- Bengali: ০৮:০৮ এর বনগাঁ লোকাল
- Directed by: Debaditya Bandopadhyay
- Written by: Padnmanabha Dasgupta
- Produced by: Torun Raut
- Starring: Tapas Paul; Swastika Mukherjee; Rajesh Sharma;
- Cinematography: Protip Mukhopadhyay Basob Mallick
- Edited by: Sanjib Datta
- Music by: Tanmoy Bose
- Production company: Unimass Entertainment
- Release date: 27 April 2012;
- Running time: 123 minutes
- Country: India
- Language: Bengali

= 8:08 Er Bongaon Local =

2012 Bengali film

8:08 Er Bongaon Local is a Bengali vigilante social drama film directed by Debaditya Bandyopadhyay and produced by Torun Raut. This film was released on 27 April 2012 under the banner of Unimass Entertainment. This movie was based on an infamous incident of eve teasing and murder at Barasat, North 24 Parganas in 2011.

==Plot==
Ananta Das is a middle-class common man who commutes daily on the 8:08 A.M. Bongaon Local to Sealdah for his office job. During his regular journey towards Kolkata, he realizes that people have stopped protesting against any form of injustice due to fear or depression, and he, too, has become spineless like others. However, an incident shocks him and changes his mindset completely. One day, a student is killed by goons for protesting against the eve-teasing of his elder sister.
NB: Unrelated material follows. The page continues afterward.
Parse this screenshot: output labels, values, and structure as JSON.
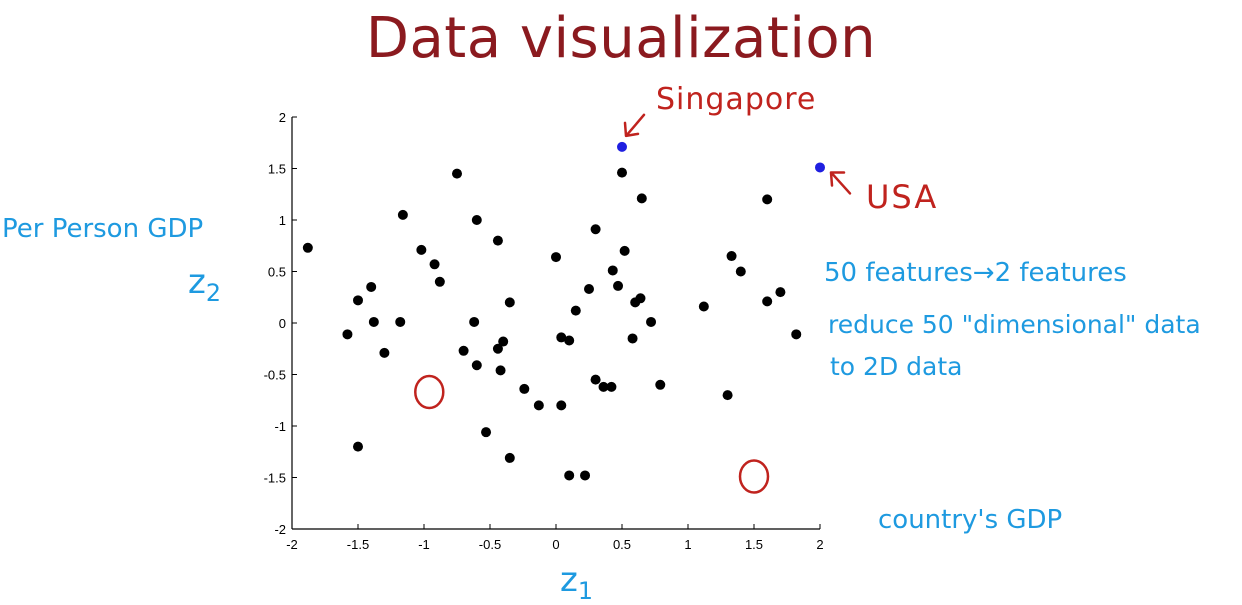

At first, Ananta refrains from taking action, but later he bursts out with anger and protests against every wrong deed in his surroundings.

==Cast==
- Tapas Paul as Ananta Das
- Manoj Mitra as Ananta's Father
- Swastika Mukherjee as Shreyashi, a news reporter
- Raghubir Yadav as Rickshaw puller
- Haradhan Bandopadhyay as Doctor
- Rajesh Sharma as Shishir, a Police officer
- Kanchana Moitra as Sima
- Sonali Chowdhury
- Anamika Saha as a Brothel owner (guest appearance)
- Anushree Das as Ananta's Wife
- Ratan Sarkhel
- Bhaskar Banerjee as Ananta's Office Colleague
- Krishnokishore Mukherjee as a Police officer
- Diganta Bagchi as Rajat, News Anchor
- Shamik Sinha as Raju Dutta, a local goon

== Reception ==

The Times of India rated the movie 3.6 noting this film belongs to Tapas Paul. It’s unfortunate that his acting potential has not been tapped the way it should have in contemporary Bengali movies.